Жанна Александровна причитает и причитает. Кудахчет как курица: «Забыла заплатить за страховку! Что теперь будет?» К Лидочке постепенно приходит осознание, что произошло. Первая в ее жизни авария. Не авария, так, ДТП. И где? На парковке женской консультации. Кому рассказать – не поверят.

***

– Так, посмотрим, кто у нас тут в домике живет, – говорит Геннадий Ильич и водит датчиком по животу. Он напоминает Лидочке доброго старичка-вагонного из сказки «Чародеи», только в очках. – Так-так. – Вагонный сдвигает брови, поднимает очки на лоб, возвращает их на нос и шмыгает, унося все волшебство. В один момент сходство с добрым волшебником улетучивается, и вагонный превращается в два буравящих монитор глаза. Лидочке кажется, что сквозь экран он проделает дыры в ее матке. Живот крутит. Лидочка морщится.

– Сердцебиение плода уреженное, носовых костей не вижу, пуповинная артерия только одна. – Геннадий Ильич бросает взгляд на живот. – Сколько вам лет?

– Двадцать пять! – выплевывает Жанна Александровна, Лидочка же не успевает и рта раскрыть.

– Хм, странно, обычно Эдвардс у матерей старше 35 лет. Но исключение только подтверждает правило, хе-хе. – Геннадий Ильич покусывает нижнюю губу и оборачивается к Жанне Александровне. – Можно, конечно, сделать еще анализ, но чего тянуть. На прерывание. Молодая еще.

– Приплыли, – говорит Жанна Александровна. – Пойдем скорее. Сейчас посмотрю свой график, когда нам записаться.

– Куда записаться? – спрашивает Лидочка и удивляется: слова вылетают будто из чужого рта, попадая прямиком в вязкую и липкую жидкость, похожую на ту, в которой измазали живот. Она инстинктивно шарит рукой под свитером, но кожа мягкая, теплая. Сухая.

– Как куда? На аборт. Чем скорее мы от этого избавимся, тем лучше, и снова можешь забеременеть, пока молодая. А то знаешь, как годы летят? Р-р-раз – а потом и не забеременеешь, даже если очень хочешь. И никакие современные технологии не помогут, если матки нет. Только обследоваться надо будет. Это тебе не шутки.

– Я не хочу на аборт, надо сдать еще анализы… Он же сказал… Это не точно…
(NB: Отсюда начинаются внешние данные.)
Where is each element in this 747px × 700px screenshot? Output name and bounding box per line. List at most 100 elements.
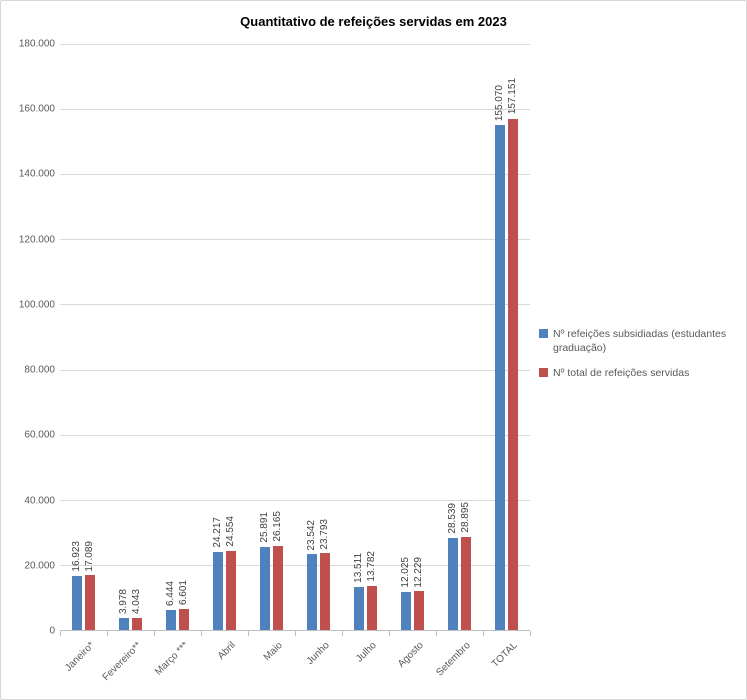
gridline xyxy=(60,43,530,45)
bar-value-label: 4.043 xyxy=(131,588,142,614)
gridline xyxy=(60,239,530,241)
legend-label-series2: Nº total de refeições servidas xyxy=(553,367,690,380)
bar-series1 xyxy=(213,552,223,631)
x-axis-label: Janeiro* xyxy=(62,640,97,674)
bar-group: 23.542 23.793 xyxy=(295,44,342,631)
bar-value-label: 157.151 xyxy=(507,78,518,115)
y-axis-label: 0 xyxy=(49,625,55,637)
gridline xyxy=(60,434,530,436)
x-axis-tick xyxy=(107,631,108,636)
bar-series1 xyxy=(448,537,458,631)
bar-value-label: 24.217 xyxy=(212,517,223,549)
x-axis-label: Junho xyxy=(304,640,332,668)
x-axis-tick xyxy=(483,631,484,636)
x-axis-line xyxy=(60,630,530,631)
bar-series1 xyxy=(260,546,270,631)
bar-value-label: 155.070 xyxy=(494,85,505,122)
x-axis-label: Fevereiro** xyxy=(100,640,144,684)
x-axis-label: Março *** xyxy=(152,640,191,678)
bar-value-label: 23.542 xyxy=(306,519,317,551)
bar-series2 xyxy=(367,586,377,631)
x-axis-tick xyxy=(154,631,155,636)
bar-value-label: 13.782 xyxy=(366,551,377,583)
bar-group: 155.070 157.151 xyxy=(483,44,530,631)
x-axis-tick xyxy=(342,631,343,636)
x-axis-tick xyxy=(389,631,390,636)
bar-series2 xyxy=(132,617,142,631)
bar-value-label: 17.089 xyxy=(84,540,95,572)
bar-group: 13.511 13.782 xyxy=(342,44,389,631)
legend-label-series1: Nº refeições subsidiadas (estudantes gra… xyxy=(553,328,727,355)
bar-group: 24.217 24.554 xyxy=(201,44,248,631)
x-axis-tick xyxy=(295,631,296,636)
gridline xyxy=(60,108,530,110)
bar-group: 25.891 26.165 xyxy=(248,44,295,631)
y-axis-label: 160.000 xyxy=(18,103,55,115)
x-axis-tick xyxy=(436,631,437,636)
bar-series1 xyxy=(72,575,82,631)
bar-value-label: 3.978 xyxy=(118,589,129,615)
x-axis-tick xyxy=(530,631,531,636)
x-axis-tick xyxy=(201,631,202,636)
bar-group: 28.539 28.895 xyxy=(436,44,483,631)
bar-series1 xyxy=(354,586,364,631)
bar-value-label: 6.601 xyxy=(178,580,189,606)
y-axis-label: 180.000 xyxy=(18,38,55,50)
gridline xyxy=(60,369,530,371)
bar-group: 12.025 12.229 xyxy=(389,44,436,631)
legend-swatch-series2-icon xyxy=(539,368,548,378)
gridline xyxy=(60,565,530,567)
bar-series2 xyxy=(461,536,471,631)
bar-value-label: 28.895 xyxy=(460,502,471,533)
bar-group: 3.978 4.043 xyxy=(107,44,154,631)
y-axis-label: 80.000 xyxy=(24,364,55,376)
x-axis-label: Julho xyxy=(353,640,379,665)
bar-series1 xyxy=(166,610,176,631)
chart-title: Quantitativo de refeições servidas em 20… xyxy=(240,14,507,29)
bar-series2 xyxy=(85,575,95,631)
x-axis-label: Maio xyxy=(261,640,285,664)
bar-series1 xyxy=(401,591,411,631)
gridline xyxy=(60,304,530,306)
bar-group: 16.923 17.089 xyxy=(60,44,107,631)
y-axis-label: 40.000 xyxy=(24,495,55,507)
x-axis-tick xyxy=(248,631,249,636)
bar-value-label: 12.229 xyxy=(413,556,424,588)
bar-series2 xyxy=(320,553,330,631)
bar-value-label: 13.511 xyxy=(353,553,364,583)
y-axis-label: 120.000 xyxy=(18,234,55,246)
gridline xyxy=(60,173,530,175)
bar-value-label: 12.025 xyxy=(400,557,411,588)
legend: Nº refeições subsidiadas (estudantes gra… xyxy=(539,327,743,381)
bar-series1 xyxy=(119,618,129,631)
legend-swatch-series1-icon xyxy=(539,329,548,338)
bar-value-label: 23.793 xyxy=(319,518,330,550)
bar-series2 xyxy=(226,550,236,631)
gridline xyxy=(60,500,530,502)
x-axis-label: Agosto xyxy=(395,640,426,670)
y-axis-label: 140.000 xyxy=(18,168,55,180)
x-axis-tick xyxy=(60,631,61,636)
x-axis-label: TOTAL xyxy=(489,640,520,670)
bar-value-label: 26.165 xyxy=(272,511,283,542)
bar-series2 xyxy=(179,609,189,631)
bar-value-label: 25.891 xyxy=(259,511,270,543)
bar-value-label: 16.923 xyxy=(71,541,82,572)
y-axis-label: 100.000 xyxy=(18,299,55,311)
x-axis-label: Setembro xyxy=(433,640,473,679)
legend-item-series1: Nº refeições subsidiadas (estudantes gra… xyxy=(539,327,743,355)
bar-series2 xyxy=(508,118,518,631)
y-axis-label: 20.000 xyxy=(24,560,55,572)
legend-item-series2: Nº total de refeições servidas xyxy=(539,366,743,380)
bar-value-label: 24.554 xyxy=(225,516,236,547)
bar-series2 xyxy=(414,591,424,631)
bar-value-label: 6.444 xyxy=(165,580,176,606)
bar-group: 6.444 6.601 xyxy=(154,44,201,631)
bar-series1 xyxy=(307,554,317,631)
bar-value-label: 28.539 xyxy=(447,503,458,534)
y-axis-label: 60.000 xyxy=(24,429,55,441)
x-axis-label: Abril xyxy=(215,640,238,662)
plot-area: 16.923 17.089 3.978 4.043 6.444 6.601 24.217 24… xyxy=(60,43,530,631)
bar-series2 xyxy=(273,545,283,631)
– Все врачи обязаны так говорить. Но ему! Ему я доверяю. Ты знаешь, сколько он работает? Он еще меня смотрел, он Максюшу с первого скрининга разглядел! Что мальчик будет. А то я уже после задержки начала вязать розовые пинетки для Евочки. О, кстати, я их вчера ночью довязала. – Жанна Александровна копается в сумке, вытаскивает розовое вязаное нечто в пакете и заливается слезами. «Вот как выглядят крокодильи слезы», – думает Лидочка и старается не смотреть на скрученную поросячьего цвета массу, напоминающую свиной фарш. По сморщенной коже свекрови ползут фиолетовые ручейки. Лидочка смотрит и чувствует, как волна гнева внутри нее поднимается все выше и выше, как лава внутри вулкана. Но она держит ее, держит. Нельзя выплескивать. Не время. Не сейчас. Неприлично. Вечером она достанет чистый холст и выплеснет все на него.